We drove into the parking lot in front of the museum and were greeted by one of the employees as we made our way to the cashier. Let me just start by saying that in Jamaica, there are 3 pricing scales: Locals, Returnees and Tourist. Any place which charges in US $, is bound to rip you off… So to visit the museum, tourists are charged US$20. Since my father and his wife are returnee-residents of Jamaica, we got a discount to $300 Jamaican dollars each. Hold your breath people… That works out to be approx. US$3.50. How lucky are we? How disgusted am I at such blatant abuse of tourist ignorance?! Moving on…
Our guide, Joan, showed us around the garden from Bob’s old Range Rover to his “smoking stoop” to his herbal garden. This place is amazing. Colourful, welcoming and no matter where you go, you can hear Bob’s music playing. Whilst no photography is permitted inside the house, you can take photographs around the grounds. Once inside the house, we walked through the doorways that Bob Marley himself had, strolled around his living room and spare bedrooms all whilst listening to commentary from Joan. Some of the spare rooms have been decorated with articles about the rise of Bob Marley and The Wailers, album credits and awards.
I must plead ignorance: I knew nothing about this legendary man. Everybody in the land knows the chorus of “No Woman No Cry” and “One Love”, but I had no idea that there was much more to the life of Bob. We learnt a little about Bob’s family life, and how important his family bond was. I didn’t know that Bob’s father was a white British captain in the marines, nor did I know that he hadn’t been raised as a Rasta or that he had in fact died on 11th May 1981 exactly 2 months before I was born. Towards the end of the tour, we were taken to a cinema room where we watched a 20-minute documentary with Bob talking about his life, his religion, his racial identity and music. What a wise & strong man, who lived his life according to his beliefs. In the film, Bob made 3 stand-out statements which made me want to hug him and yell “Amen!!!”:
“I no have education. I have inspiration. If I was educated I would be a damn fool.”
“Me only have one ambition, y’know. I only have one thing I really like to see happen. I like to see mankind live together – black, white, Chinese, everyone – that’s all.”
“I don’t have prejudice against myself. My father was a white and my mother was black. Them call me half-caste or whatever. Me don’t dip on nobody’s side. Me don’t dip on the black man’s side nor the white man’s side. Me dip on God’s side, the one who create me and cause me to come from black and white.”
This is a man who, despite living a world where his ethnicity was constantly questioned, didn’t care what you thought about him. He didn’t care what your background was – he just wanted a positive, happy world.
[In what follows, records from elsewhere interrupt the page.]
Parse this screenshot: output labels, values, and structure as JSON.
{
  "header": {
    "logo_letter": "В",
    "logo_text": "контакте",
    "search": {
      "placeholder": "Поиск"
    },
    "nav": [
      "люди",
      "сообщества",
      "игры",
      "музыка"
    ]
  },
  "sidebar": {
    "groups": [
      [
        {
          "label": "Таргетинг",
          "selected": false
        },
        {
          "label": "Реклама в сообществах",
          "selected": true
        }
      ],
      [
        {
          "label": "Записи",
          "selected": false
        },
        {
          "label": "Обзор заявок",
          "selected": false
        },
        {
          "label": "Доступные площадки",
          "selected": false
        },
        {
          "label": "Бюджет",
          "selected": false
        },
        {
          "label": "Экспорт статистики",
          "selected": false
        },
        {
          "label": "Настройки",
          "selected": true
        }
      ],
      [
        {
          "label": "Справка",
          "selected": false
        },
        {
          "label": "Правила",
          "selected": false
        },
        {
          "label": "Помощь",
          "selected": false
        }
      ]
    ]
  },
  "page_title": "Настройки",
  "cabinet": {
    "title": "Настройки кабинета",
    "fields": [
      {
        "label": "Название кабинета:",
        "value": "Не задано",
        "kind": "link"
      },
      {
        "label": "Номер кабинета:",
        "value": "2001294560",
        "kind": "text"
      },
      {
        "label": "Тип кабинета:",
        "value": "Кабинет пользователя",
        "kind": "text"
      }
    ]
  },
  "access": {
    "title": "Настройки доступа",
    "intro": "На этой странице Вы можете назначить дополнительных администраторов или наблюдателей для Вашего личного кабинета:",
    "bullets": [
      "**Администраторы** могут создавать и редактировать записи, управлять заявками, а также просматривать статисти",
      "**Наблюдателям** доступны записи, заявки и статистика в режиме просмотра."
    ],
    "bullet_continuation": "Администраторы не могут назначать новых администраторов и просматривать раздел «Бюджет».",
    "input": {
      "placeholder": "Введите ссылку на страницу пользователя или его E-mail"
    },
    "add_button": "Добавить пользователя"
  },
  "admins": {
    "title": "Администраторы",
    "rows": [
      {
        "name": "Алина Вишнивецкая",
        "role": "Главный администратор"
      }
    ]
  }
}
His house was interesting, but those 20 minutes of listening to him talk were soothing and inspirational. When I left his home, I left with a sense of disappointment and inspiration. Disappointed because a man with such a positive goal – peace & equality – lost his life at such a young age. A man who changed life for many people and bought attention on an amazing country is gone. I feel inspired to be a better person – to open my mind even more, to love and respect others and to stand strong in my beliefs. Like Bob, I strongly believe that we are all the same, irrespective of our ‘packaging’. I may not be able to convey that message and influence as many people as he did, but what my visit to Bob’s house did, was remind me that if you believe in something with all of your being, you can make a difference. What an amazing man!
Thank you to Rita Marley and the Bob Marley Foundation for opening up their ex-home and in turn, opening my eyes.